Thanks for the email Jim, the renderings, and the information. It will allow me to understand your vision and give you the best recommendations I can.
So, if you are building this for show use, anything can be done because expectations are about fit, finish and accomplishing your vision. Love the photoshops, it looks incredible. I need to be the devil’s advocate though. 19’s on a late model ghia, that is going to be tough. You really only have 7″ total width to play with, so finding a wheel that fits exactly, before paint is key to the entire equation. Air Ride and high performance are polar opposites. High performance applications need stability, firmness, less sway and body roll. Air Ride is plush, soft, floats like a butterfly, etc. But if you are building a show car, totally bitchin’! In my opinion, you will need to go one route or the other if you have expectations of one or the other, as having both is not an option.
My opinion, 4″ Narrowed PRObuilt Beam with air ride, front and rear disc brakes in a porsche bolt pattern and a mild 1914cc and below engine.

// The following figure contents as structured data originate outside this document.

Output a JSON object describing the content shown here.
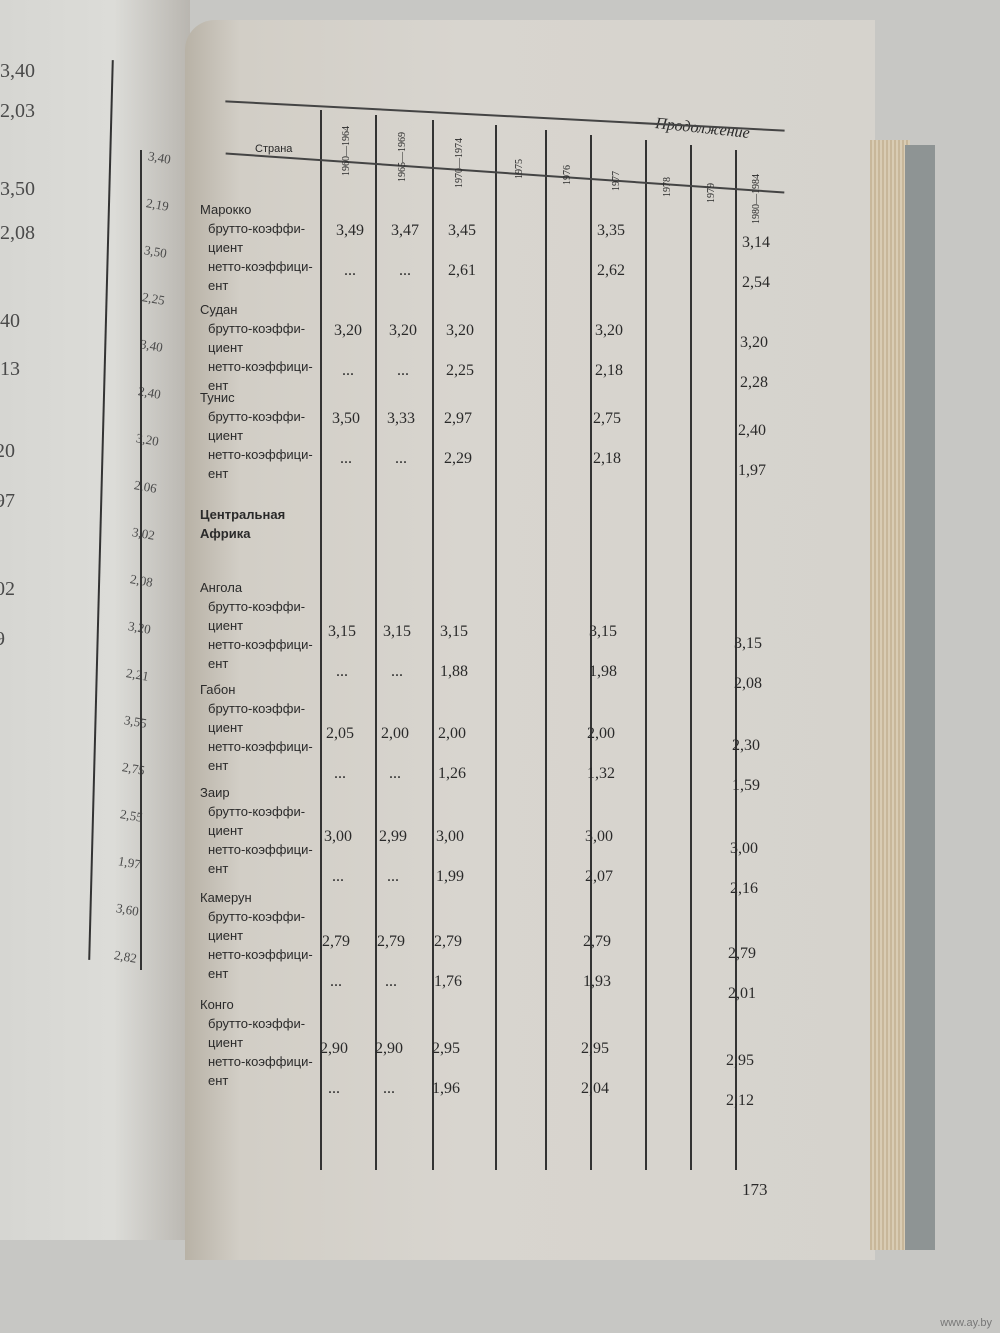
{
  "page": {
    "continuation_label": "Продолжение",
    "page_number": "173",
    "watermark": "www.ay.by"
  },
  "table": {
    "columns": [
      "Страна",
      "1960—1964",
      "1965—1969",
      "1970—1974",
      "1975",
      "1976",
      "1977",
      "1978",
      "1979",
      "1980—1984"
    ],
    "row_labels": {
      "gross": "брутто-коэффи-\nциент",
      "net": "нетто-коэффици-\nент"
    },
    "blocks": [
      {
        "country": "Марокко",
        "gross": [
          "3,49",
          "3,47",
          "3,45",
          "3,35",
          "3,14"
        ],
        "net": [
          "...",
          "...",
          "2,61",
          "2,62",
          "2,54"
        ]
      },
      {
        "country": "Судан",
        "gross": [
          "3,20",
          "3,20",
          "3,20",
          "3,20",
          "3,20"
        ],
        "net": [
          "...",
          "...",
          "2,25",
          "2,18",
          "2,28"
        ]
      },
      {
        "country": "Тунис",
        "gross": [
          "3,50",
          "3,33",
          "2,97",
          "2,75",
          "2,40"
        ],
        "net": [
          "...",
          "...",
          "2,29",
          "2,18",
          "1,97"
        ]
      },
      {
        "region": "Центральная\nАфрика"
      },
      {
        "country": "Ангола",
        "gross": [
          "3,15",
          "3,15",
          "3,15",
          "3,15",
          "3,15"
        ],
        "net": [
          "...",
          "...",
          "1,88",
          "1,98",
          "2,08"
        ]
      },
      {
        "country": "Габон",
        "gross": [
          "2,05",
          "2,00",
          "2,00",
          "2,00",
          "2,30"
        ],
        "net": [
          "...",
          "...",
          "1,26",
          "1,32",
          "1,59"
        ]
      },
      {
        "country": "Заир",
        "gross": [
          "3,00",
          "2,99",
          "3,00",
          "3,00",
          "3,00"
        ],
        "net": [
          "...",
          "...",
          "1,99",
          "2,07",
          "2,16"
        ]
      },
      {
        "country": "Камерун",
        "gross": [
          "2,79",
          "2,79",
          "2,79",
          "2,79",
          "2,79"
        ],
        "net": [
          "...",
          "...",
          "1,76",
          "1,93",
          "2,01"
        ]
      },
      {
        "country": "Конго",
        "gross": [
          "2,90",
          "2,90",
          "2,95",
          "2,95",
          "2,95"
        ],
        "net": [
          "...",
          "...",
          "1,96",
          "2,04",
          "2,12"
        ]
      }
    ]
  },
  "left_page": {
    "outer_values": [
      "3,40",
      "2,03",
      "3,50",
      "2,08",
      ",40",
      ",13",
      "20",
      "97",
      "02",
      "9"
    ],
    "inner_values": [
      "3,40",
      "2,19",
      "3,50",
      "2,25",
      "3,40",
      "2,40",
      "3,20",
      "2,06",
      "3,02",
      "2,08",
      "3,20",
      "2,21",
      "3,55",
      "2,75",
      "2,55",
      "1,97",
      "3,60",
      "2,82"
    ]
  }
}
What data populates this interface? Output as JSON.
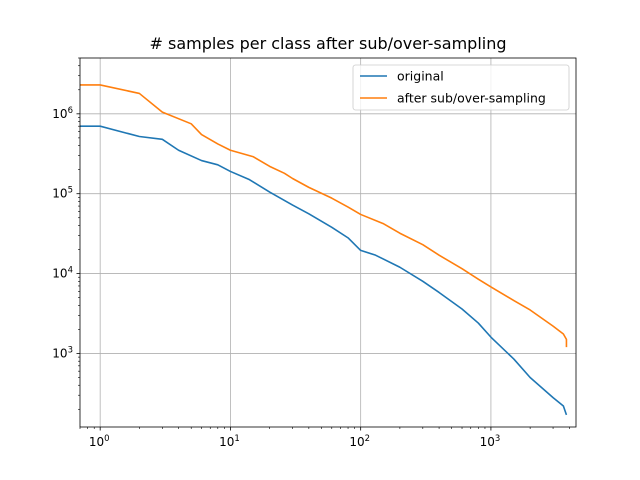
{
  "chart_data": {
    "type": "line",
    "title": "# samples per class after sub/over-sampling",
    "xlabel": "",
    "ylabel": "",
    "xscale": "log",
    "yscale": "log",
    "xlim": [
      0.7,
      4500
    ],
    "ylim": [
      120,
      5000000
    ],
    "grid": true,
    "legend_position": "top-right",
    "x_ticks": [
      {
        "value": 1,
        "base": "10",
        "exp": "0"
      },
      {
        "value": 10,
        "base": "10",
        "exp": "1"
      },
      {
        "value": 100,
        "base": "10",
        "exp": "2"
      },
      {
        "value": 1000,
        "base": "10",
        "exp": "3"
      }
    ],
    "y_ticks": [
      {
        "value": 1000,
        "base": "10",
        "exp": "3"
      },
      {
        "value": 10000,
        "base": "10",
        "exp": "4"
      },
      {
        "value": 100000,
        "base": "10",
        "exp": "5"
      },
      {
        "value": 1000000,
        "base": "10",
        "exp": "6"
      }
    ],
    "series": [
      {
        "name": "original",
        "color": "#1f77b4",
        "x": [
          0.7,
          1,
          2,
          3,
          4,
          6,
          8,
          10,
          14,
          20,
          30,
          40,
          60,
          80,
          100,
          130,
          200,
          300,
          400,
          600,
          800,
          1000,
          1500,
          2000,
          3000,
          3600,
          3800
        ],
        "y": [
          700000,
          700000,
          520000,
          480000,
          350000,
          260000,
          230000,
          190000,
          150000,
          105000,
          72000,
          56000,
          38000,
          28000,
          19500,
          17000,
          12000,
          8000,
          5800,
          3600,
          2400,
          1600,
          850,
          500,
          280,
          220,
          170
        ]
      },
      {
        "name": "after sub/over-sampling",
        "color": "#ff7f0e",
        "x": [
          0.7,
          1,
          2,
          3,
          5,
          6,
          8,
          10,
          15,
          20,
          26,
          30,
          40,
          60,
          80,
          100,
          150,
          200,
          300,
          400,
          600,
          800,
          1000,
          1500,
          2000,
          3000,
          3600,
          3800,
          3800
        ],
        "y": [
          2300000,
          2300000,
          1800000,
          1050000,
          750000,
          550000,
          420000,
          350000,
          290000,
          220000,
          180000,
          155000,
          120000,
          88000,
          68000,
          55000,
          42000,
          32000,
          23000,
          17000,
          11500,
          8500,
          6800,
          4600,
          3500,
          2200,
          1750,
          1500,
          1200
        ]
      }
    ]
  }
}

This is one route. The other route, 4″ Narrowed PRObuilt beam with adjustable shocks, big BAD Series Brakes, adjustable shocks in the rear and the big 220 horse engine. Both are cool in their distinctive looks but function completely different.
What do you think?
Pete Skiba – Founder & COO
In retrospect, 220 ponies really would be over-kill for a 95% show Ghia. Realistically, am I going to spend 100’s of hours getting the body perfect to hit the road and beat the snot out of it? I’m guessing that 1914 would produce what, 110 – 120HP? Still a drivable VW. Probably save a couple grand on the engine build as well. I’ll need that, as I’m really stuck on the 19’s and I’m certain I’ll have to get them custom made.
Here’s what they suggested…
Performer Chassis – $2500 Deposit – $24,500.00 as you see it
I first braced the doors with some 2X4’s and metal strips, not pretty but it works and was cheap. Luckily there is no pressure on them after raising the body and the heater channels look to be free of rust.
I used 4×4’s, some I had laying around from a deck/fence project that took priority over working on the car earlier in the month. I used 8′ lengths for the lower sections and 6’5″ for the width to allow wider tires when I eventually get to that point. The vertical pieces are 2′ (the OP later said he would add 4 inches to those 2 foot sections) and allowed the pan to almost completely clear the body with the front suspension attached. I removed that and put it on dolly’s a bit lower that allowed full clearance.